Variable *relu(Arena *arena, Variable *in) {
// 1. Forward computation
Tensor *out_data = tensor_create_zeros(arena, in->data->ndims, in->data->shape);
tensor_relu(out_data, in->data);
// 2. Allocate output Variable
Variable *out = arena->push<Variable>();
out->data = out_data;
out->requires_grad = in->requires_grad;
out->is_leaf = false;
if (out->requires_grad) {
// Allocate grad tensor
out->grad = tensor_create_zeros(arena, out_data->ndims, out_data->shape);
// Wire parents (for graph traversal)
out->num_parents = 1;
out->parents = arena->push_array<Edge>(1);
out->parents[0] = {in};
// Save tensors needed by backward
out->num_saved = 1;
out->saved_tensors = arena->push_array<Tensor *>(1);
out->saved_tensors[0] = in->data; // Need input to compute gradient mask
// 3. Backward closure
out->backward_fn = [](Variable *self, Arena *temp_arena) {
Variable *parent = self->parents[0].node;
if (!parent->requires_grad) return;
Tensor *local_grad = tensor_create_zeros(
temp_arena, parent->grad->ndims, parent->grad->shape);
tensor_relu_grad(local_grad, self->saved_tensors[0], self->grad);
tensor_add(parent->grad, parent->grad, local_grad);
};
}
return out;
}
The result is a DAG (directed acyclic graph) of Variable nodes:
input ─► relu ─► linear ─► cross_entropy ─► loss
│ │ │ │
└parent └parent └parent └parent
│ │
[saved: [saved:
input] input, weight]
Backward Pass
autograd::backward(arena, loss_node) reverses the graph:
void backward(Arena *arena, Variable *loss_node) {
// Start gradient: d(loss)/d(loss) = 1
tensor_fill(loss_node->grad, 1.0f);
// Topological sort of the computation graph
std::vector<Variable *> topo;
build_topo(loss_node, visited, topo);
// Reverse traversal: apply each backward_fn
for (auto it = topo.rbegin(); it != topo.rend(); ++it) {
if ((*it)->backward_fn)
(*it)->backward_fn(*it, arena);
}
}
Each backward_fn:
- Computes the local gradient contribution using
tensor_*_grad. - Adds it to the parent's
gradtensor (tensor_add(parent->grad, parent->grad, local_grad)).
Gradients accumulate via tensor_add — this is the correct behaviour for parameters that appear in multiple places in the graph.
Memory Layout During a Batch
graph_arena (before batch):
┌─────────────────────────────┐ ← saved_pos
│ │
│ │
graph_arena (during forward):
┌──────────────┬──────────────┬──────────────┬──────────────┐
│ batch data │ activations │ Variables │ grad tensors │
│ (x, y) │ (post-relu) │ (DAG) │ │
└──────────────┴──────────────┴──────────────┴──────────────┘
After pop_to(saved_pos): entirely reclaimed → back to empty
Everything allocated after saved_pos — intermediate tensors, grad tensors, the graph nodes themselves — vanishes in a single pointer reset.

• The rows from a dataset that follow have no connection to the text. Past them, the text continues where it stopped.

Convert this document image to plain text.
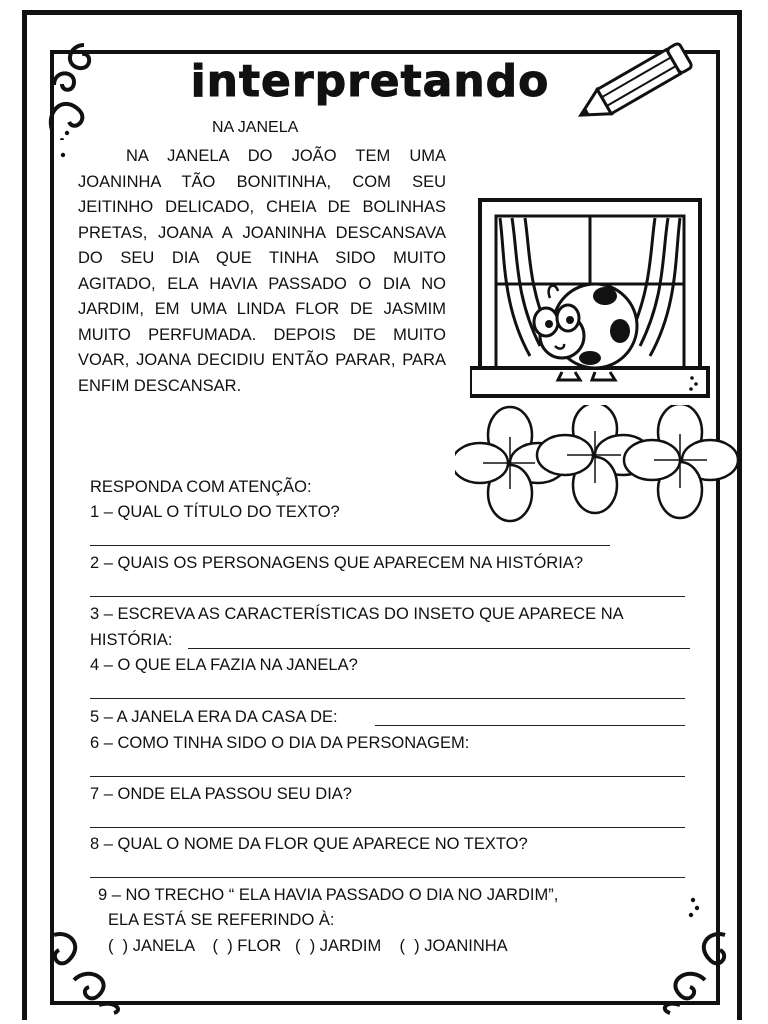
interpretando
NA JANELA

NA JANELA DO JOÃO TEM UMA JOANINHA TÃO BONITINHA, COM SEU JEITINHO DELICADO, CHEIA DE BOLINHAS PRETAS, JOANA A JOANINHA DESCANSAVA DO SEU DIA QUE TINHA SIDO MUITO AGITADO, ELA HAVIA PASSADO O DIA NO JARDIM, EM UMA LINDA FLOR DE JASMIM MUITO PERFUMADA. DEPOIS DE MUITO VOAR, JOANA DECIDIU ENTÃO PARAR, PARA ENFIM DESCANSAR.

RESPONDA COM ATENÇÃO:
1 – QUAL O TÍTULO DO TEXTO?
2 – QUAIS OS PERSONAGENS QUE APARECEM NA HISTÓRIA?
3 – ESCREVA AS CARACTERÍSTICAS DO INSETO QUE APARECE NA
HISTÓRIA:
4 – O QUE ELA FAZIA NA JANELA?
5 – A JANELA ERA DA CASA DE:
6 – COMO TINHA SIDO O DIA DA PERSONAGEM:
7 – ONDE ELA PASSOU SEU DIA?
8 – QUAL O NOME DA FLOR QUE APARECE NO TEXTO?
9 – NO TRECHO “ ELA HAVIA PASSADO O DIA NO JARDIM”,
ELA ESTÁ SE REFERINDO À:
(  ) JANELA    (  ) FLOR   (  ) JARDIM    (  ) JOANINHA
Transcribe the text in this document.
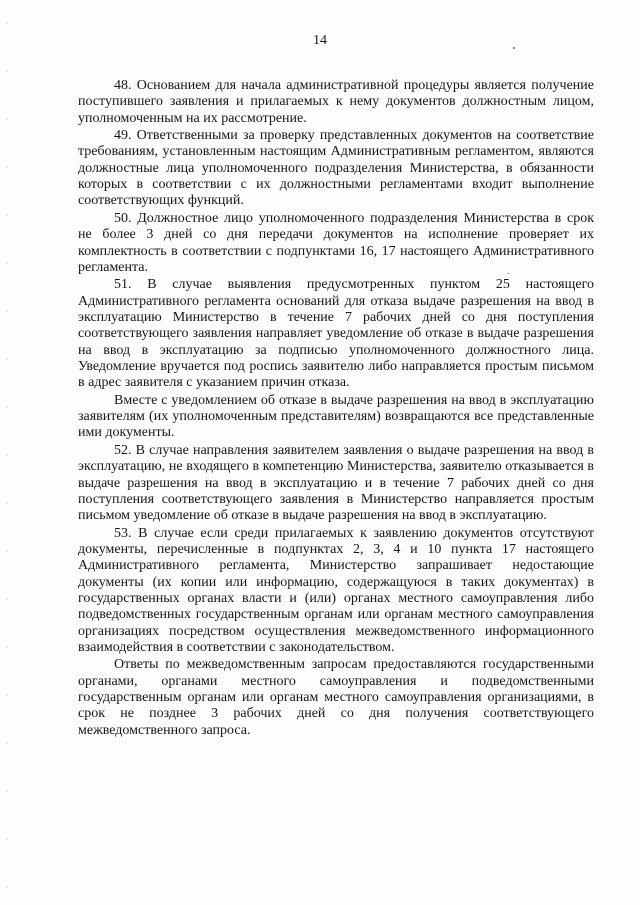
14

48. Основанием для начала административной процедуры является получение поступившего заявления и прилагаемых к нему документов должностным лицом, уполномоченным на их рассмотрение.

49. Ответственными за проверку представленных документов на соответствие требованиям, установленным настоящим Административным регламентом, являются должностные лица уполномоченного подразделения Министерства, в обязанности которых в соответствии с их должностными регламентами входит выполнение соответствующих функций.

50. Должностное лицо уполномоченного подразделения Министерства в срок не более 3 дней со дня передачи документов на исполнение проверяет их комплектность в соответствии с подпунктами 16, 17 настоящего Административного регламента.

51. В случае выявления предусмотренных пунктом 25 настоящего Административного регламента оснований для отказа выдаче разрешения на ввод в эксплуатацию Министерство в течение 7 рабочих дней со дня поступления соответствующего заявления направляет уведомление об отказе в выдаче разрешения на ввод в эксплуатацию за подписью уполномоченного должностного лица. Уведомление вручается под роспись заявителю либо направляется простым письмом в адрес заявителя с указанием причин отказа.

Вместе с уведомлением об отказе в выдаче разрешения на ввод в эксплуатацию заявителям (их уполномоченным представителям) возвращаются все представленные ими документы.

52. В случае направления заявителем заявления о выдаче разрешения на ввод в эксплуатацию, не входящего в компетенцию Министерства, заявителю отказывается в выдаче разрешения на ввод в эксплуатацию и в течение 7 рабочих дней со дня поступления соответствующего заявления в Министерство направляется простым письмом уведомление об отказе в выдаче разрешения на ввод в эксплуатацию.

53. В случае если среди прилагаемых к заявлению документов отсутствуют документы, перечисленные в подпунктах 2, 3, 4 и 10 пункта 17 настоящего Административного регламента, Министерство запрашивает недостающие документы (их копии или информацию, содержащуюся в таких документах) в государственных органах власти и (или) органах местного самоуправления либо подведомственных государственным органам или органам местного самоуправления организациях посредством осуществления межведомственного информационного взаимодействия в соответствии с законодательством.

Ответы по межведомственным запросам предоставляются государственными органами, органами местного самоуправления и подведомственными государственным органам или органам местного самоуправления организациями, в срок не позднее 3 рабочих дней со дня получения соответствующего межведомственного запроса.
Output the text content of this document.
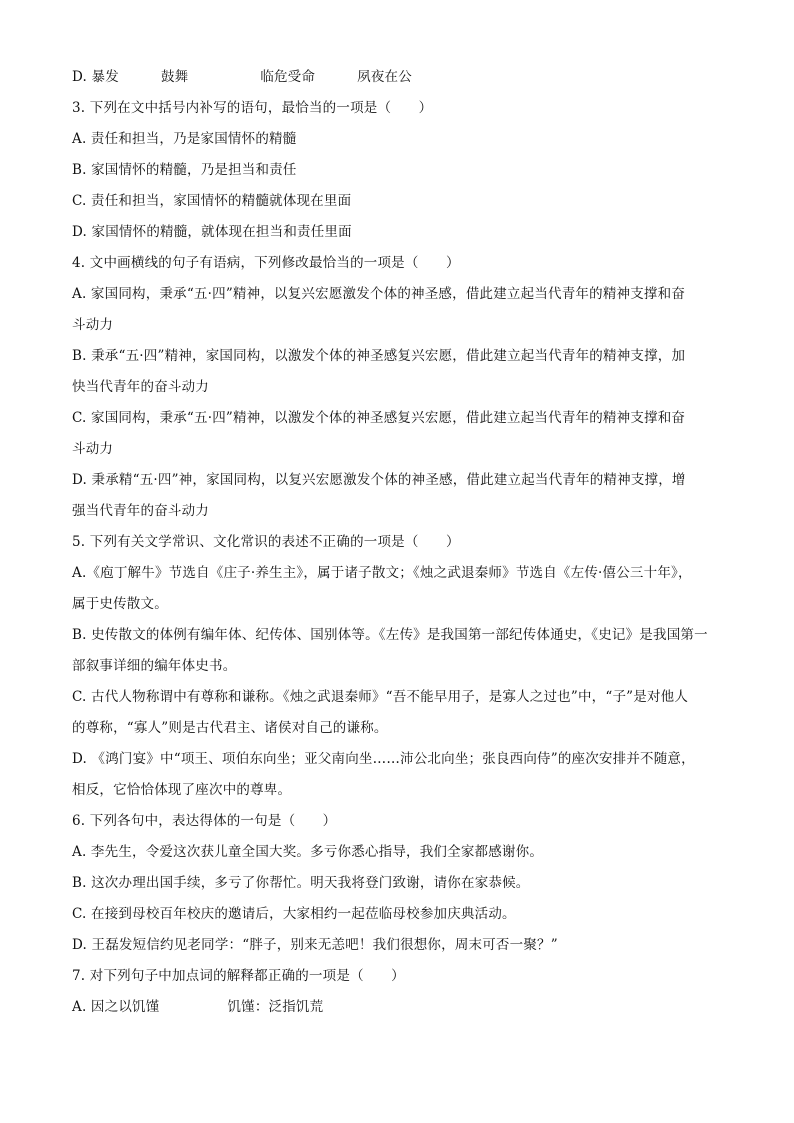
D. 暴发	鼓舞	临危受命	夙夜在公
3. 下列在文中括号内补写的语句，最恰当的一项是（　　）
A. 责任和担当，乃是家国情怀的精髓
B. 家国情怀的精髓，乃是担当和责任
C. 责任和担当，家国情怀的精髓就体现在里面
D. 家国情怀的精髓，就体现在担当和责任里面
4. 文中画横线的句子有语病，下列修改最恰当的一项是（　　）
A. 家国同构，秉承“五·四”精神，以复兴宏愿激发个体的神圣感，借此建立起当代青年的精神支撑和奋
斗动力
B. 秉承“五·四”精神，家国同构，以激发个体的神圣感复兴宏愿，借此建立起当代青年的精神支撑，加
快当代青年的奋斗动力
C. 家国同构，秉承“五·四”精神，以激发个体的神圣感复兴宏愿，借此建立起当代青年的精神支撑和奋
斗动力
D. 秉承精“五·四”神，家国同构，以复兴宏愿激发个体的神圣感，借此建立起当代青年的精神支撑，增
强当代青年的奋斗动力
5. 下列有关文学常识、文化常识的表述不正确的一项是（　　）
A.《庖丁解牛》节选自《庄子·养生主》，属于诸子散文；《烛之武退秦师》节选自《左传·僖公三十年》，
属于史传散文。
B. 史传散文的体例有编年体、纪传体、国别体等。《左传》是我国第一部纪传体通史，《史记》是我国第一
部叙事详细的编年体史书。
C. 古代人物称谓中有尊称和谦称。《烛之武退秦师》“吾不能早用子，是寡人之过也”中，“子”是对他人
的尊称，“寡人”则是古代君主、诸侯对自己的谦称。
D. 《鸿门宴》中“项王、项伯东向坐；亚父南向坐……沛公北向坐；张良西向侍”的座次安排并不随意，
相反，它恰恰体现了座次中的尊卑。
6. 下列各句中，表达得体的一句是（　　）
A. 李先生，令爱这次获儿童全国大奖。多亏你悉心指导，我们全家都感谢你。
B. 这次办理出国手续，多亏了你帮忙。明天我将登门致谢，请你在家恭候。
C. 在接到母校百年校庆的邀请后，大家相约一起莅临母校参加庆典活动。
D. 王磊发短信约见老同学：“胖子，别来无恙吧！我们很想你，周末可否一聚？”
7. 对下列句子中加点词的解释都正确的一项是（　　）
A. 因之以饥馑	饥馑：泛指饥荒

The only things that survive are on perm_arena: the model parameters and their gradient accumulators.
saved_tensors vs parents
These serve different purposes:
parents: Links for graph traversal (the topology). Points toVariablenodes.saved_tensors: Data needed by the backward function. Points toTensordata, because the input data is what you need to compute the local gradient — not the whole Variable.
For relu, the backward needs the pre-activation values (to know which elements were positive). For cross_entropy_loss, the backward needs both the logits and the targets. Only what's strictly necessary is saved.